They had sent me a message saying they would be stopping by with a gift: a custom-built brooder box that was made from salvage from their own farm. It was an amazing gesture just to offer such a thing in the first place, but I never expected what they had in store for me....When they walked into the farmhouse my jaw dropped.
In their arms was a structure to behold. A 4'x2' wooden box with a collapsable hinged wall (for easy cleaning/sweeping out) and a wire-hinged roof to prevent escaping chicks. It was a masterpiece. Tim had really outdone himself. Inside the brooder there was plenty of room for the 84 birds on their way. Before they had arrived I was nervous I would have to get a furniture box to accommodate them, but this was perfect. It was so far beyond anything I could have built or ever expected. We'd be just fine when the post office called.
The 84 birds aren't all mine. 25 of them are, but 36 laying hens are for next weekend's workshop attendees, 15 are the Daughton's Silver Laced Wyandottes, and eight more are my friend Noreen's. My own personal order is a mix of meat and egg birds to start off the season with. I ordered ten Cornish Rocks and a mixture of Cuckoo Marans, Ameraucanas, Gold Polish and Brahmas. (I like a colorful egg basket and that pretty much covers the spectrum.)

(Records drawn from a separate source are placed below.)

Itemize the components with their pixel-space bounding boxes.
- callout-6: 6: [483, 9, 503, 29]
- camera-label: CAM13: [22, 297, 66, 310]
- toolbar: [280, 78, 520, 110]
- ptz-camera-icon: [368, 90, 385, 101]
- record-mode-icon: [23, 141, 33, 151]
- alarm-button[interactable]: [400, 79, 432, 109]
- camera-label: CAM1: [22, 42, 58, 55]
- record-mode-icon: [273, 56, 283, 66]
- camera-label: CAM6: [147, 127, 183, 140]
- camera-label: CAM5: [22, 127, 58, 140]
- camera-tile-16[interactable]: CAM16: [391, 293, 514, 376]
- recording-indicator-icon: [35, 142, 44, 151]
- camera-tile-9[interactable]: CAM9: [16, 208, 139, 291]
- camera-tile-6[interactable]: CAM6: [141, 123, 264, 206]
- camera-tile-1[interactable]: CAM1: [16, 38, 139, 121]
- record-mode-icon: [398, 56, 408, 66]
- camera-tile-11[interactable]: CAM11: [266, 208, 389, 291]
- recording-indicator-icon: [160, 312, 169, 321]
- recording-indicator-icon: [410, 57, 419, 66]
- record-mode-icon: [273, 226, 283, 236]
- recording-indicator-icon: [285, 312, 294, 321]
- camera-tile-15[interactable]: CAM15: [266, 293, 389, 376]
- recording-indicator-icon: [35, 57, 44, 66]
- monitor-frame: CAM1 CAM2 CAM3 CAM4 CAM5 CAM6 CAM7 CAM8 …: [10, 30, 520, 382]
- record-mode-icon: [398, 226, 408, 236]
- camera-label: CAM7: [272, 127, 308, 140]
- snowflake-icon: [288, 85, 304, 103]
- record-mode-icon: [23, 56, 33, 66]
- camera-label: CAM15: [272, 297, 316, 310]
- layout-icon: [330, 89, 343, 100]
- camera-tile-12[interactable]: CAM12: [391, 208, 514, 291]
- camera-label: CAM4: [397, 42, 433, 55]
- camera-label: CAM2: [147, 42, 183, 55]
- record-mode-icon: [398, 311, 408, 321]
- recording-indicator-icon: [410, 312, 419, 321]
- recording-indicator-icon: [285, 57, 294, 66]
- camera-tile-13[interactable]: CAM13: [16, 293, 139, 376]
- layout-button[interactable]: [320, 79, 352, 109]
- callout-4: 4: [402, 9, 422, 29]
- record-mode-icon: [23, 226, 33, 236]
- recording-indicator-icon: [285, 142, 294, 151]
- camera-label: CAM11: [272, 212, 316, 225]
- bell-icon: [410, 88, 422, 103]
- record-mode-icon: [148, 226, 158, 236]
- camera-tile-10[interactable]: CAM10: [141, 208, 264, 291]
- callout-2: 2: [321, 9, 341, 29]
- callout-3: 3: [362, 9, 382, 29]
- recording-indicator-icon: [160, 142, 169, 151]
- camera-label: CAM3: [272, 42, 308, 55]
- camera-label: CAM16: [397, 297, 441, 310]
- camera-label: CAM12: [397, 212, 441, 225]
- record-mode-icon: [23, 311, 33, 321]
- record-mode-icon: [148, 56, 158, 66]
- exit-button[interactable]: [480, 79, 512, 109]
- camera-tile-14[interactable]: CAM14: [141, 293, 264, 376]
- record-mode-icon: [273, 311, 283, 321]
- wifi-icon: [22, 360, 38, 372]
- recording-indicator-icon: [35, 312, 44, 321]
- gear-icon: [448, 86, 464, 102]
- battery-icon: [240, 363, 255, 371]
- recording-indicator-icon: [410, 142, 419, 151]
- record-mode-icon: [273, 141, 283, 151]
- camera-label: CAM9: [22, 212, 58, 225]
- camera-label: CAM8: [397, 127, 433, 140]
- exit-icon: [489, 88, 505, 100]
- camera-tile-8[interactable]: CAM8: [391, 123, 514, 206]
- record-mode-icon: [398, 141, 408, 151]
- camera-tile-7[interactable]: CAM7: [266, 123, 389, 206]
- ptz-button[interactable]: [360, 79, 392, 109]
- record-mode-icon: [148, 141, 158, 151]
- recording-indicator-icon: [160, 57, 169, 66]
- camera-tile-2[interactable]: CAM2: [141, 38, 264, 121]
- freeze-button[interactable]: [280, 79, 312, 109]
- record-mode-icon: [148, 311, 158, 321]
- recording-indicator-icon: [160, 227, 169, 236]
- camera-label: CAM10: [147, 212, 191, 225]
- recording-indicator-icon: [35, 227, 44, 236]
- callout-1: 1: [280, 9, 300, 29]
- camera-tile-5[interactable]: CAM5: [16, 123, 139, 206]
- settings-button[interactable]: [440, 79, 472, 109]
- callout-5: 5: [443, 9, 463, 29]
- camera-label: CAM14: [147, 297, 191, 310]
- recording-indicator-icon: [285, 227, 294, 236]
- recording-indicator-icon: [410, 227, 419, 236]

I'm all set up now. The box is ready to rock with all the comforts a new bird could ask for. It has a clamped brooder light with a 250 watt bulb blasting heat (a small thermometer is right under it on the shavings to make sure I hit that magic number: 90). A new chick-sized feeder and water font are also set up and stocked. Right now is just a test run. I try to always set up my brooder and keep it going the night before the birds are due to arrive. This way I'll be able to track temperature changes into the night, see what works and what doesn't, and make sure all is well. I got my bag of chick grit, medicated feed, reference books, and high hopes. This time next Sunday a bunch of folks will be here at the farm to pick up some of these little guys and take them home to their own farms and backyards. Each person also gets a copy of my book Chick Days which features three laying hens from hatchlings to adults. In the book the birds are Amelia the Ameraucana, Tilda the Rhode Island Red, and Honey the Buff Orpington. So for the workshop everyone who attends will get the same breeds as in the book. I can't wait to introduce some readers to their first-ever chickens!
If you are coming to the workshop, this is what you should have ready:
Sunday (not Saturday!) March 6th 2011 10AM-4PM
No March 15th workshop! Everyone is coming on the 6th!
For my place:
Notebook and pen/business cards
Small cardboard box with pine shavings in it
Optional hot water bottle or
Heat packet in cloth pinned shut
Waterless Hand Sanitizer
Your appetite: we're having homemade pizza and pie
For your place:
Brooder (TV-sized cardboard box is fine!)
Water font and chick feeder
Medicated chick feed (not laying hen feed!)
I say bring a notebook to jot down ideas, book titles, websites, and other Antler's phone numbers and email addresses. I think ten people are coming, possible more with spouses and friends so it should be quite the event! The small shoe box will be all you need to bring the peeps home. A source of heat inside is a plus, but for anyone just driving an hour or two you should be fine in a heated vehicle. I have no idea where you will all park. I am working on a shuttle from the vet's office at the bottom of the mountain up to the farm. In my mind March would mean spring. I was a damn fool. There's three feet of snow out there. We'll figure it out. Please leave a comment to let me know you are coming and how many of you there are.
Anyway, The post office in Cambridge will call me first thing tomorrow morning or Tuesday to come and pick up the packages of chicks. I'll drive them the 3 miles back to Cold Antler in the passenger seat of the heated up truck and then walk them into the dog-free laundry/wood stove room. There I will carefully remove each bird and dip its little beak in the water font (you need to do this, as birds aren't born knowing how to drink water). Then when each bird has been expected for a clean vent and bright eyes it will be free to explore it's warm new home. When all 84 are watered and examined my work is done until the font and feeder need changing. So I can just ooh and ahh at the chorus of little peeps. It's going to drive Jazz friggin' crazy. At least this brooder is husky-proof.
Expect adorable chick photos and updates soon! And all of you interested in future workshops, I plan on doing another one just like this Memorial Day Weekend. Any takers?